Peppe Poeta ha rilasciato una lunga intervista a Giorgio Burreddu su Domani nel giorno della semifinale di Supercoppa con la Virtus Bologna.
Sulla Supercoppa
«La verità è che noi siamo lui po’ indietro. Ma è un trofeo e vogliamo alzarlo. Sarà una tappa di avvicinamento a una stagione molto impegnativa.

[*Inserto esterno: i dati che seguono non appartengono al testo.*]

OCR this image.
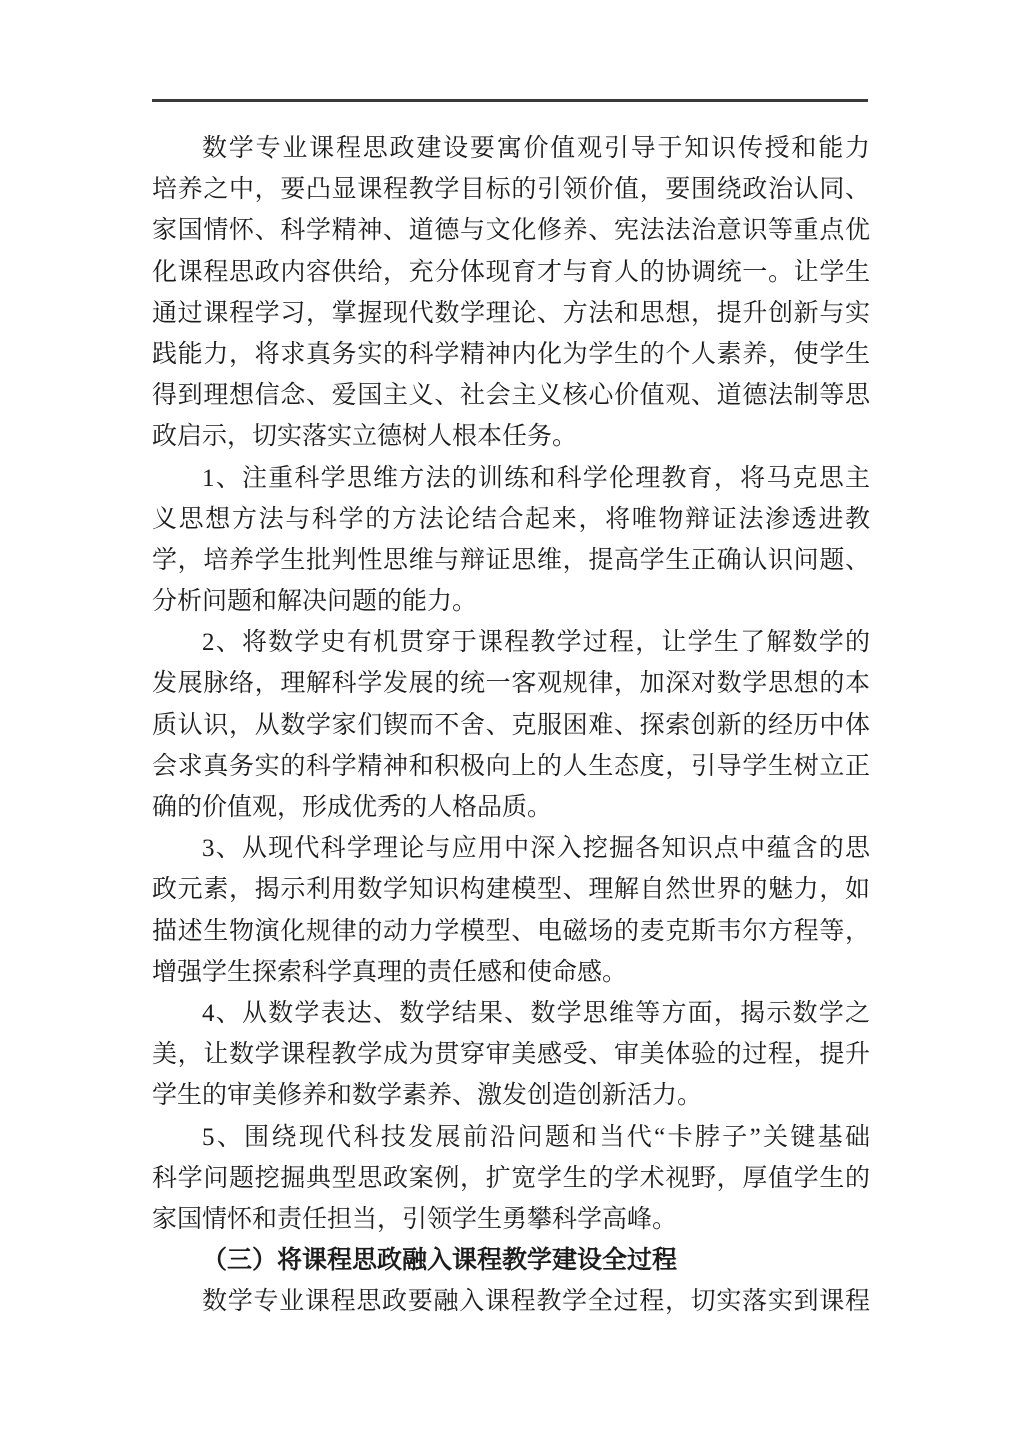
数学专业课程思政建设要寓价值观引导于知识传授和能力
培养之中，要凸显课程教学目标的引领价值，要围绕政治认同、
家国情怀、科学精神、道德与文化修养、宪法法治意识等重点优
化课程思政内容供给，充分体现育才与育人的协调统一。让学生
通过课程学习，掌握现代数学理论、方法和思想，提升创新与实
践能力，将求真务实的科学精神内化为学生的个人素养，使学生
得到理想信念、爱国主义、社会主义核心价值观、道德法制等思
政启示，切实落实立德树人根本任务。
1、注重科学思维方法的训练和科学伦理教育，将马克思主
义思想方法与科学的方法论结合起来，将唯物辩证法渗透进教
学，培养学生批判性思维与辩证思维，提高学生正确认识问题、
分析问题和解决问题的能力。
2、将数学史有机贯穿于课程教学过程，让学生了解数学的
发展脉络，理解科学发展的统一客观规律，加深对数学思想的本
质认识，从数学家们锲而不舍、克服困难、探索创新的经历中体
会求真务实的科学精神和积极向上的人生态度，引导学生树立正
确的价值观，形成优秀的人格品质。
3、从现代科学理论与应用中深入挖掘各知识点中蕴含的思
政元素，揭示利用数学知识构建模型、理解自然世界的魅力，如
描述生物演化规律的动力学模型、电磁场的麦克斯韦尔方程等，
增强学生探索科学真理的责任感和使命感。
4、从数学表达、数学结果、数学思维等方面，揭示数学之
美，让数学课程教学成为贯穿审美感受、审美体验的过程，提升
学生的审美修养和数学素养、激发创造创新活力。
5、围绕现代科技发展前沿问题和当代“卡脖子”关键基础
科学问题挖掘典型思政案例，扩宽学生的学术视野，厚值学生的
家国情怀和责任担当，引领学生勇攀科学高峰。
（三）将课程思政融入课程教学建设全过程
数学专业课程思政要融入课程教学全过程，切实落实到课程
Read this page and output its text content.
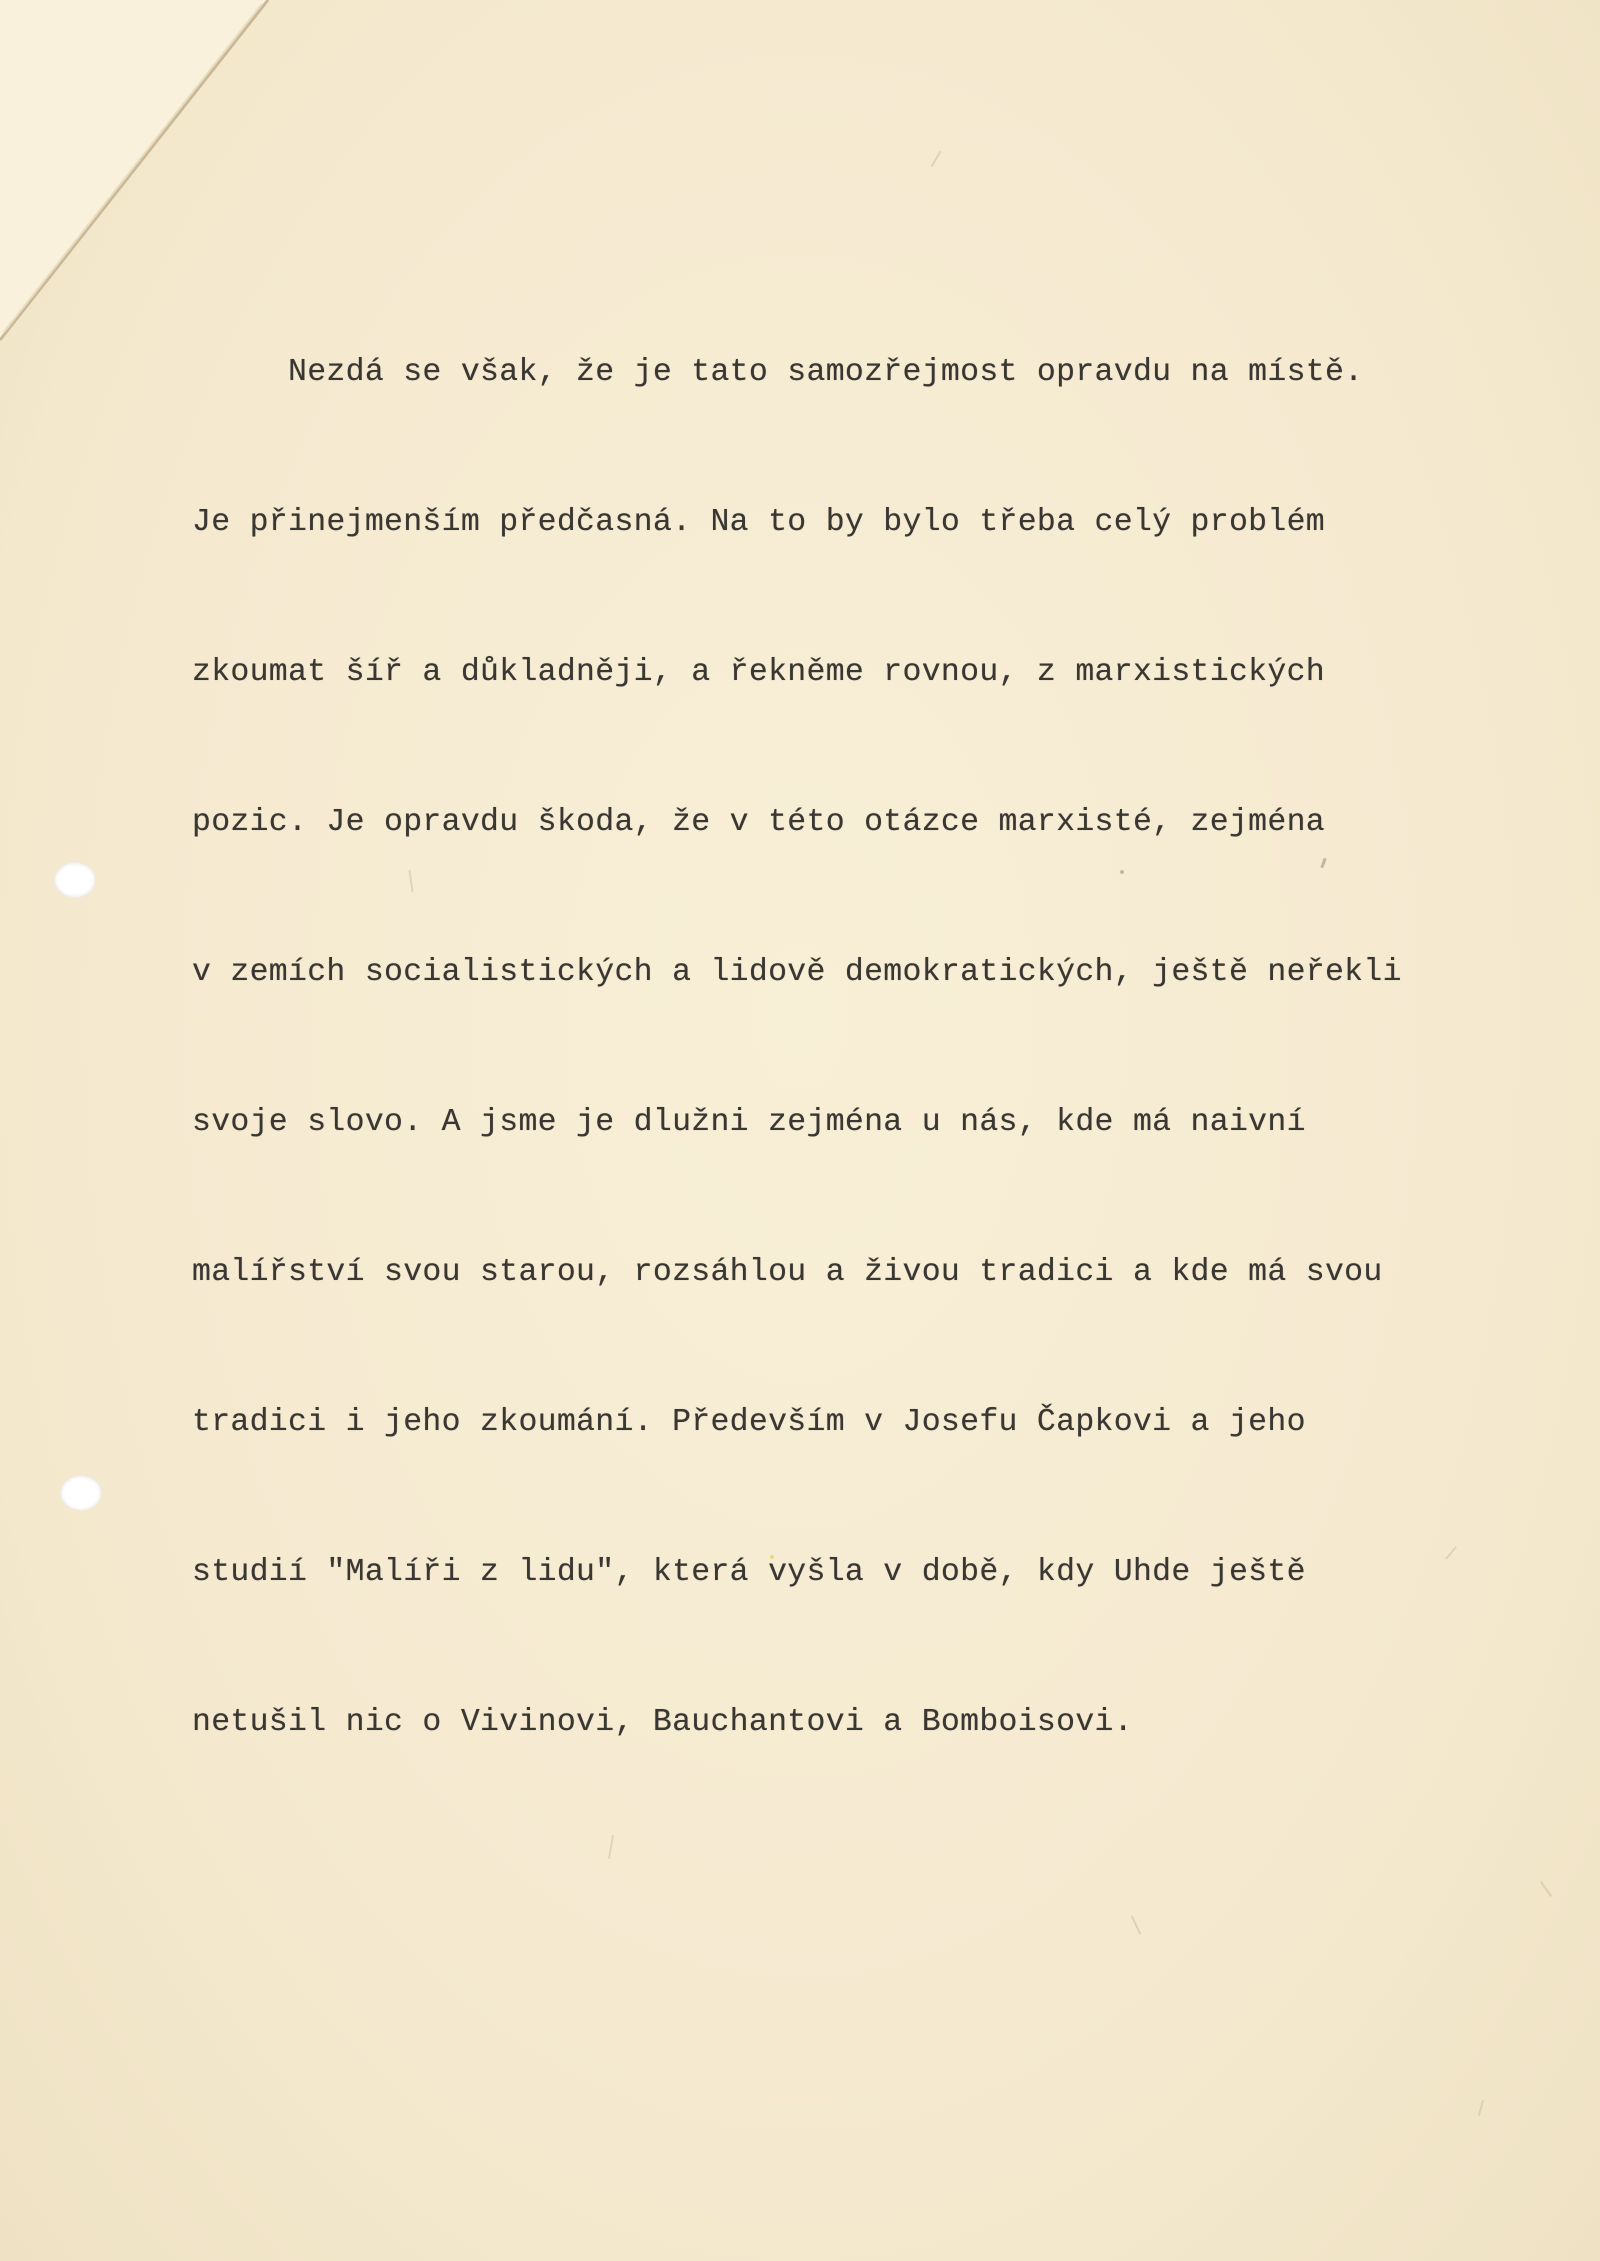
Nezdá se však, že je tato samozřejmost opravdu na místě.

Je přinejmenším předčasná. Na to by bylo třeba celý problém

zkoumat šíř a důkladněji, a řekněme rovnou, z marxistických

pozic. Je opravdu škoda, že v této otázce marxisté, zejména

v zemích socialistických a lidově demokratických, ještě neřekli

svoje slovo. A jsme je dlužni zejména u nás, kde má naivní

malířství svou starou, rozsáhlou a živou tradici a kde má svou

tradici i jeho zkoumání. Především v Josefu Čapkovi a jeho

studií "Malíři z lidu", která vyšla v době, kdy Uhde ještě

netušil nic o Vivinovi, Bauchantovi a Bomboisovi.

Però è chiaro che vincere è meglio che perdere. Abbiamo fatto tre allenamenti di squadra, i nazionali si sono aggregati il 9 settembre e abbiamo otto giocatori nuovi. L’importante è giocare con entusiasmo. È contagioso e ti aiuta nei momenti di difficoltà».
Sulla sua carriera
«I miei primi due anni da capo allenatore sono andati oltre ogni più rosea aspettativa, sia quello di Brescia sia l’anno scorso. Perciò mi auguro di vivere un campionato divertente e competitivo e di provare a competere in Eurolega per emozionare i nostri tifosi».
Su EuroLeague
«È chiaro che l’Eurolega è il sogno di tutti: il mio, della proprietà, della gente. Fare i playoff è un sogno. Però bisogna avere la consapevolezza. Ci sono sei o sette squadre di altissimo livello. Bisogna fare una stagione al limite della perfezione».
Su Ettore Messina
«Gli sarò sempre grato. È l’allenatore che ha creduto in me prima ancora che ci credessi io come allenatore. Ha fatto tanto per questo club e io ho imparato tanto da lui. Per la sua esperienza negli Usa gli auguro il meglio».